Vegan Banana Pancakes:   
(serves 2) 
120g plain flour
1 teaspoon baking powder
1 tablespoon ground cinnamon
125ml sweetened soy milk or other non-dairy milk (if you have unsweetened milk, add a tablespoon of caster sugar)
1 banana (preferrably over ripe) 
Mash the banana with a fork. If you are adding sugar mix it in with the banana now. Slowly whisk the milk into the mashed banana so that you have a thick liquid mixture. Mix together the flour, cinnamon powder and baking powder in a bowl. Gradually add this to the banana mixture, whisking as you go to ensure that you have no lumps.
Heat some vegetable oil in a non stick pan over a medium heat. Once the oil is hot, spoon the mixture onto the pan and spread it a little (the mixture is very thick). Cook the pancakes until they are golden brown on each side. Then plate them up and drizzle with syrup :)

Thursday, 15 January 2015

A Christmas dinner in Thailand

How do you cook Christmas dinner for four in Thailand? Without an oven. When two of your party are vegetarian. ???!!

You get creative! Roast potatoes were obviously out of the question but we made up for it in mash and sauteed potatoes. Aunt Bessie provided the yorkshire puddings and we were stocked up on instant veggie stuffing and gravy. The meat-eaters bought a rotisserie chicken made some rather giant pigs in blankets. Us vegetarians enjoyed 'vegan duck' (don't knock it 'til you've tried it - it's awesome!) from our favourite Buddhist cult/vegan restaurant. 

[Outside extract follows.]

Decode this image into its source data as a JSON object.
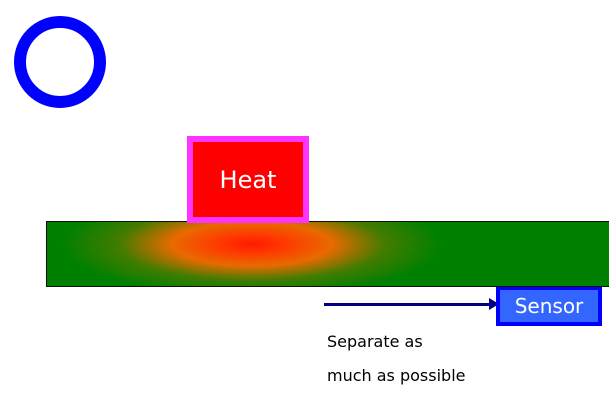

Accompanied by wine, beer, and all things mulled, we didn't even have space for our Christmas pud.

It may not have been organic goose with cranberry sauce, 'proper' gravy and seven types of stuffing but for us it was perfect. The fact that we hadn't had anything like it in so long and the effort we'd gone to to cobble it all together really did make it taste that much better! As I sat in my shorts (red, obviously), t-shirt and santa hat, sipping my glass of wine and helping myself to yet another yorkshire pud, I was a very happy lady with a rather round belly!

    Christmas brekkie!

    Mashing by hand is tough!

Tuesday, 2 December 2014

Banana and Peanut Brittle

I'm always being surprised by the different ways Thais find to eat bananas. As well as having numerous different types and sizes, they sun dry them, fry them, deep fry them. As well as havingWe were given a huge bag of what seemed to be heavily fried banana chips. They were extremely moreish so after eating most of the bag I decided to use them to make some brittle,

I used half weird banana chips and half salted peanuts but you could use any nuts you fancy. I like the addition of salt to any caramel so if you use unsalted nuts I would add in a few pinches of salt. This doesn't last more than a few days but you have eaten it all by then anyway - mine didn't last 5 minutes (seriously!)

Bash it up and sprinkle it over ice cream or just enjoy it as it is - just be careful of your teeth!